Individual identity is more securely recoverable than group dialect. Inside any cluster — say, long territorial caws — if you color the points by which crow produced them, the points still sub-cluster. Each individual's caws form a sub-cluster inside the call-type cluster, separated from other individuals along consistent acoustic dimensions. The most reliable separator is harmonic emphasis: the relative loudness of second and third harmonics versus the fundamental. Identity is acoustically stable across years for individuals who survive that long. Marzluff[2]'s neighborhood-bird recognition work, which trained humans by ear, found the same thing the AI now confirms at scale: crows are individual.

The dialect claim's three layers

Layer one is defensible: there is measurable inter-group acoustic variation that exceeds intra-group variation, in shared call types, in multiple studies. Layer two is suggestive: this variation likely reflects cultural transmission rather than only genetics or local-environment acoustics. Layer three is not yet science: that the variation carries functional meaning to the crows — that a crow from group A would behave measurably differently to a call from group B than to one from group A. Functional dialect claims require playback experiments with cross-group exemplars, which is exactly the kind of intervention the ethics floor of responsible bioacoustic research makes hard. The honest statement: we have strong descriptive evidence for dialect at layers one and two, and almost no functional evidence at layer three. Anyone claiming definitive answer to whether crows have dialects in the strong sense is either ignoring layer three or speaking imprecisely.

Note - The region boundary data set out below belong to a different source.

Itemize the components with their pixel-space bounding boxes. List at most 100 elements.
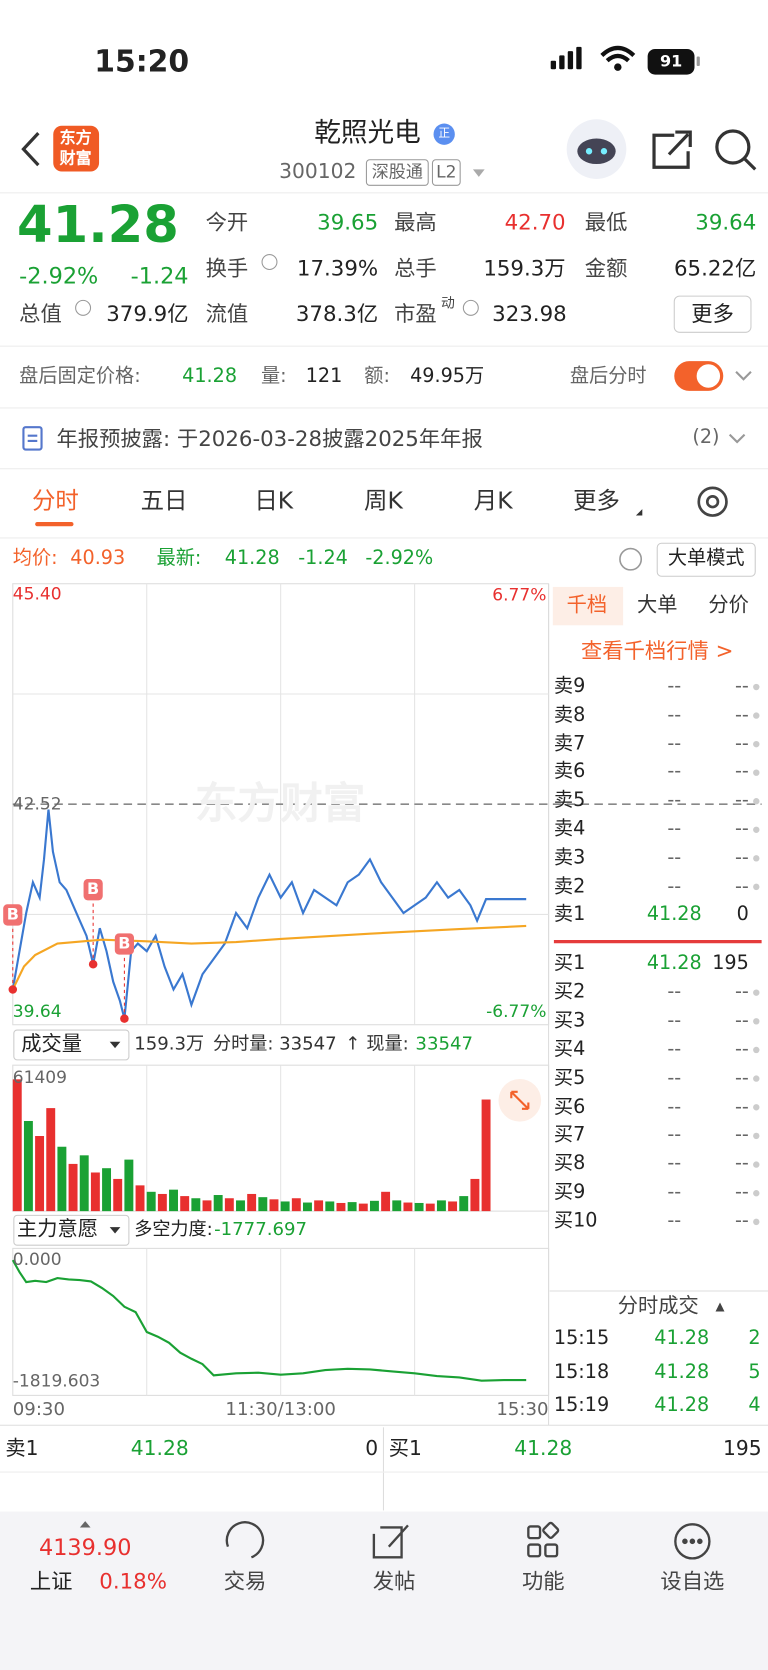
book-label: 买10 [553, 1209, 598, 1233]
volume-period-label: 分时量: [213, 1033, 274, 1055]
post-icon[interactable] [372, 1524, 409, 1559]
book-label: 买5 [553, 1066, 586, 1089]
tab[interactable]: 日K [254, 488, 294, 515]
dropdown-icon[interactable] [635, 509, 643, 516]
index-change[interactable]: 0.18% [99, 1568, 167, 1595]
tab[interactable]: 周K [364, 488, 403, 515]
back-icon[interactable] [21, 132, 40, 167]
book-dot [753, 1218, 760, 1226]
trades-arrow: ▲ [715, 1299, 725, 1314]
nav-item[interactable]: 功能 [521, 1568, 565, 1595]
settings-icon[interactable] [697, 486, 728, 517]
tab[interactable]: 分时 [31, 488, 79, 515]
mode-button[interactable] [656, 542, 756, 577]
field-value: 379.9亿 [106, 300, 189, 327]
book-volume: -- [734, 1095, 749, 1118]
more-button[interactable] [673, 295, 752, 333]
book-price: -- [667, 846, 682, 869]
book-label: 卖7 [553, 732, 586, 755]
info-latest: 41.28 [224, 547, 280, 570]
book-dot [753, 769, 760, 776]
book-volume: -- [734, 846, 749, 869]
nav-item[interactable]: 发帖 [372, 1568, 416, 1595]
marker-dot [8, 985, 18, 994]
field-label: 最高 [394, 209, 437, 235]
x-tick-label: 15:30 [496, 1398, 549, 1421]
field-value: 39.64 [695, 209, 757, 235]
book-label: 卖9 [553, 674, 586, 698]
book-link[interactable]: 查看千档行情 > [580, 637, 734, 664]
chevron[interactable] [728, 433, 746, 444]
dropdown-box[interactable] [13, 1214, 130, 1246]
bar [314, 1200, 324, 1212]
dropdown-icon[interactable] [472, 169, 485, 177]
marker-label: B [6, 904, 19, 924]
bar-volume: 0 [365, 1437, 379, 1461]
info-icon [261, 254, 278, 271]
trade-price: 41.28 [654, 1326, 710, 1350]
tab[interactable]: 月K [473, 488, 513, 515]
y-tick-label: 39.64 [12, 1001, 62, 1022]
book-volume: -- [734, 703, 749, 726]
chevron[interactable] [735, 370, 752, 381]
bar [448, 1201, 458, 1212]
tab[interactable]: 五日 [140, 488, 188, 515]
book-volume: -- [734, 760, 749, 783]
bar [481, 1099, 491, 1212]
index-name[interactable]: 上证 [29, 1568, 73, 1595]
field-label: 总手 [394, 255, 437, 281]
notice-icon [22, 426, 43, 451]
book-price: -- [667, 1009, 682, 1032]
book-tab[interactable]: 大单 [636, 593, 678, 617]
bar [113, 1178, 123, 1212]
book-label: 卖4 [553, 817, 586, 841]
nav-item[interactable]: 交易 [223, 1568, 267, 1595]
bar [169, 1189, 178, 1212]
help-icon[interactable] [619, 547, 643, 571]
mode-button[interactable]: 大单模式 [667, 547, 745, 570]
book-dot [753, 683, 760, 691]
bar-price: 41.28 [514, 1437, 573, 1461]
after-hours-amount: 49.95万 [410, 364, 485, 388]
nav-item[interactable]: 设自选 [660, 1568, 725, 1595]
status-icons [550, 45, 700, 75]
book-dot [753, 1190, 760, 1197]
dropdown-box[interactable] [13, 1029, 130, 1061]
bar [347, 1202, 357, 1212]
search-icon[interactable] [715, 129, 757, 171]
chart-title[interactable]: 成交量 [21, 1032, 83, 1056]
index-value[interactable]: 4139.90 [38, 1534, 132, 1561]
book-dot [753, 1046, 760, 1054]
book-tab[interactable]: 千档 [566, 593, 608, 617]
bar-price: 41.28 [130, 1437, 189, 1461]
tab[interactable]: 更多 [573, 488, 620, 515]
dropdown-icon [109, 1041, 121, 1049]
book-volume: -- [734, 1009, 749, 1032]
book-label: 买1 [553, 951, 586, 975]
trade-icon[interactable] [225, 1521, 265, 1559]
book-price: -- [667, 789, 682, 812]
chart-title[interactable]: 主力意愿 [17, 1217, 99, 1242]
tag-box [365, 159, 429, 186]
bar [12, 1079, 22, 1212]
share-icon[interactable] [652, 130, 692, 169]
book-dot [753, 712, 760, 719]
info-latest-label: 最新: [156, 547, 202, 570]
bar [224, 1198, 234, 1212]
book-price: -- [667, 732, 682, 755]
nav-bar [0, 1511, 768, 1670]
change-pct: -2.92% [19, 263, 99, 289]
field-label: 市盈 [394, 300, 437, 327]
marker-dot [120, 1014, 129, 1023]
notice-count[interactable]: (2) [692, 425, 720, 449]
book-volume: -- [734, 1152, 749, 1175]
book-label: 买2 [553, 980, 586, 1003]
watchlist-icon[interactable] [674, 1523, 711, 1560]
more-button[interactable]: 更多 [691, 300, 734, 327]
function-icon[interactable] [527, 1521, 560, 1558]
book-tab[interactable]: 分价 [708, 593, 749, 617]
price: 41.28 [17, 195, 179, 256]
book-price: -- [667, 817, 682, 841]
bar [325, 1201, 335, 1212]
book-volume: -- [734, 732, 749, 755]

Why this matters for the future

Designing playback experiments to test functional dialect is where the next decade of behavioral work lies. Playing a generic territorial caw into a territory is a different experiment than playing that territory's own caws back. The response should differ if the crows distinguish individuals and group conventions. Whether anyone runs those experiments at the scale and care required depends on funding cycles, IACUC review processes, and the field's appetite for slow, careful work that doesn't generate viral headlines.

What we know, what we don't

We know individual crows carry acoustically distinct voices and that family groups carry distinct acoustic conventions. We know AI pipelines recover both at finer resolution than hand-engineered features. We do not know whether those conventions function as communication-shaping rules the birds themselves track, or as artifacts of learning that don't change behavior. The work to settle that question hasn't been done. CrowLingo's editorial floor: when the science is at layer two, the prose is at layer two. We name what we know, we name what we don't.